During puberty and development, nutrition is very important. During growth spurts, teenagers have greater nutritional needs in order to support their growth in height. This increased appetite results in increased consumption and therefore a well balanced diet is very important.

During puberty, adolescents undergo marked growth and significant musculoskeletal and physiological development. Changes include height changes and rapid increase in long bone length and in overall limb size and mass. We often see a decrease in coordination and neuromuscular control, which often results in problems such as avulsion fractures and apophysitis.

Avulsion fractures are when a small chip of bone is pulled off by a stronger muscle during a sudden, forceful muscle contraction during sports or activity. It is mostly managed conservatively and responds well to physiotherapy, which focuses on strengthening and gradual return to sport.

Apophysitis describes a condition of irritation and inflammation of a bony attachment point and is due to an overuse injury, usually seen with adolescents competing in sports with high training loads or repetitive movements. These include Osgood Schlatters and Severs disease. An apophysis describes the part of a bone where major ligaments and tendons attach.

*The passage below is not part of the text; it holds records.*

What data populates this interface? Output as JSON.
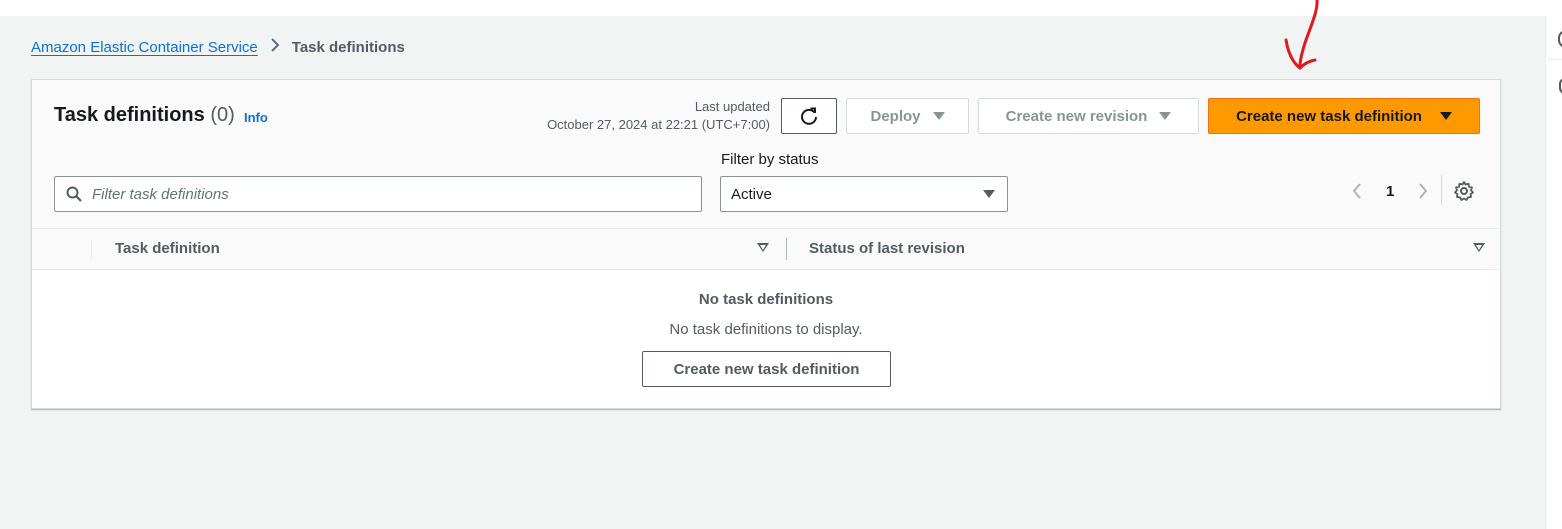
{
  "breadcrumb": {
    "parent": "Amazon Elastic Container Service",
    "current": "Task definitions"
  },
  "panel": {
    "title": "Task definitions",
    "count": "(0)",
    "info_label": "Info",
    "last_updated_label": "Last updated",
    "last_updated_value": "October 27, 2024 at 22:21 (UTC+7:00)"
  },
  "toolbar": {
    "deploy_label": "Deploy",
    "create_revision_label": "Create new revision",
    "create_definition_label": "Create new task definition"
  },
  "filters": {
    "status_label": "Filter by status",
    "search_placeholder": "Filter task definitions",
    "status_value": "Active"
  },
  "pagination": {
    "current_page": "1"
  },
  "table": {
    "columns": [
      "Task definition",
      "Status of last revision"
    ],
    "rows": []
  },
  "empty_state": {
    "title": "No task definitions",
    "description": "No task definitions to display.",
    "button_label": "Create new task definition"
  },
  "colors": {
    "primary_button": "#ff9900",
    "link": "#0972d3",
    "annotation": "#e0191e"
  },
  "icons": [
    "refresh-icon",
    "caret-down-icon",
    "search-icon",
    "chevron-left-icon",
    "chevron-right-icon",
    "gear-icon",
    "sort-icon",
    "annotation-arrow-icon"
  ]
}
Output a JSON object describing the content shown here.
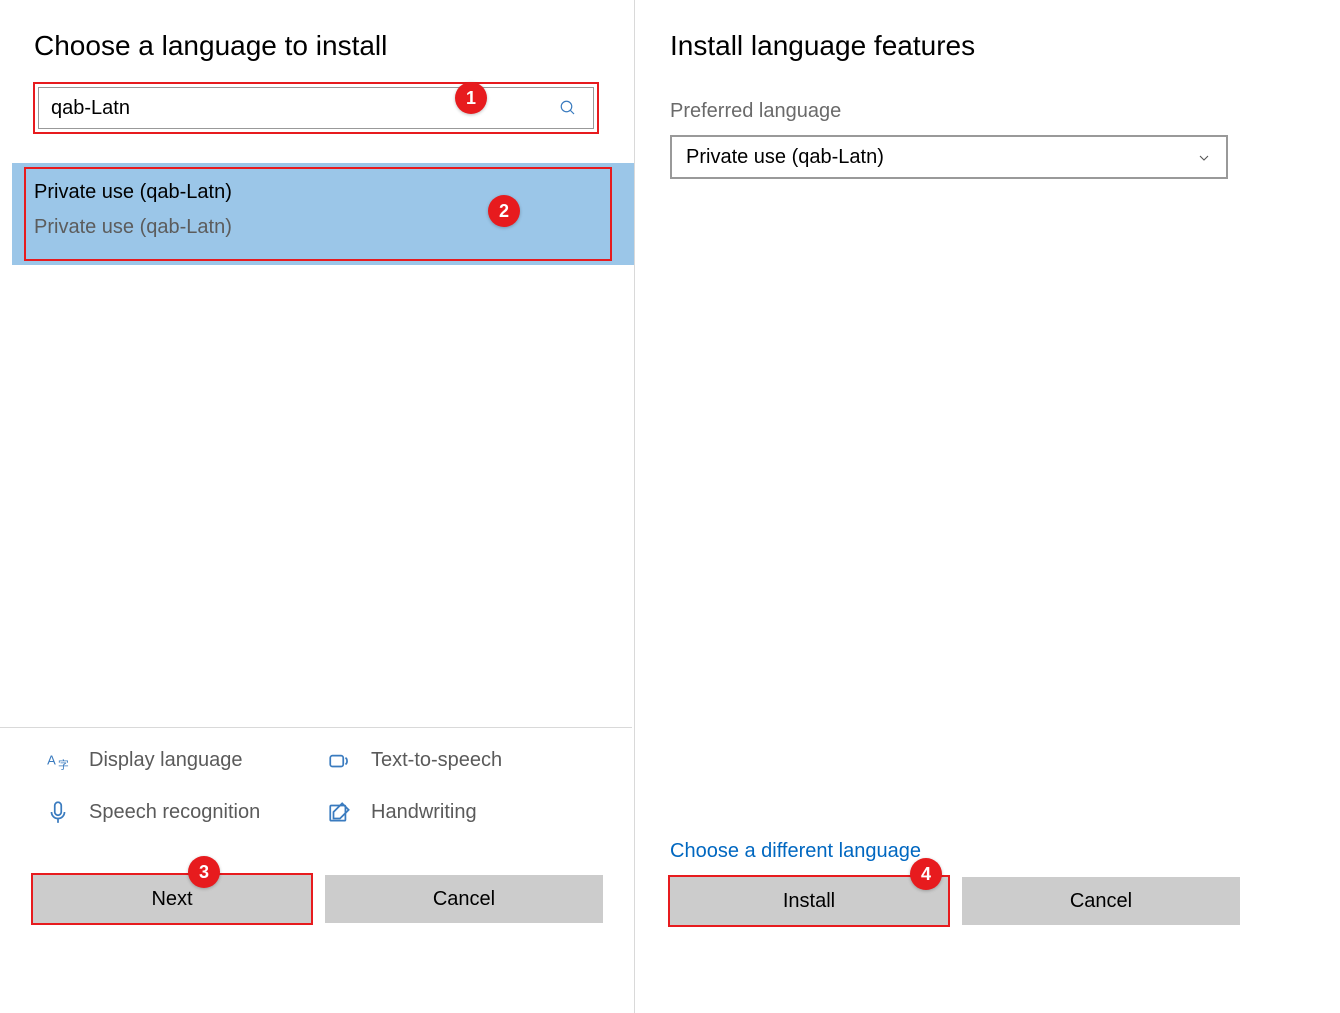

Going through puberty can have an increased impact on the athletic performance in both positive and negative ways. There is an increase in body size, hormones and muscular strength, which can improve athletic performance. There may also be a temporary decrease in balance skills and the body’s control during a growth spurt. The quick increase in height and weight affects the centre of gravity and the teenager needs time to re-adjust their co-ordination and depth perception.

Regular exercise is very important as children need it to ensure normal physical development and to prevent impaired bone growth. When activity levels are increased, bones are more dense and stronger compared to decreased activity levels, and engaging in sedentary lifestyles. This however needs to be balanced so as to not over do the levels of activity, such as in early sports specialization.

Early sports specialization is defined as intensive training or competition in organized sport by prepubescent children (younger than 12) for more than 8 months a year, with focus on a single sport. It is generally an intense and specific focus on one sport with the exclusion of others. It is driven by the theory that selecting one sport and excluding others will increase the likelihood of athletic success. However there are still concerns that engaging in a year round concentrated programme in only one sport can negatively impact physical and psychological health. This could lead to several problems with overuse injuries and burnout.

In general, most sports should introduce intense training from middle to late adolescence in order to minimize the likelihood of injury while going through puberty and growth. Although some degree of specialization is required during childhood and adolescence, this should be closely monitored and effectively managed as the increased pressure and extended periods of time required in early sports specialization can place a large physical load on the body.

Progressive and supervised practice should be instilled in order to safely strengthen muscles, bones and tendons. As previously discussed, the adolescent bones are more susceptible to issues such as fractures. Bones experiencing rapid growth during puberty and growth spurts are less resistant to tensile, shear and compressive forces, which increases the risk of breaks. It is vital to continuously monitor any child or adolescent for any signs of change or concern if they are participating in early sports specialization.

It is also advised that these children be exposed to sport diversification, which allows the athlete to develop the physical, cognitive and affective behaviors required as they grow. If we consider the shift in training that adult sports are presenting with, with a growing emphasis being on cross training, then surely we should apply the same principles to the growing skeleton as well?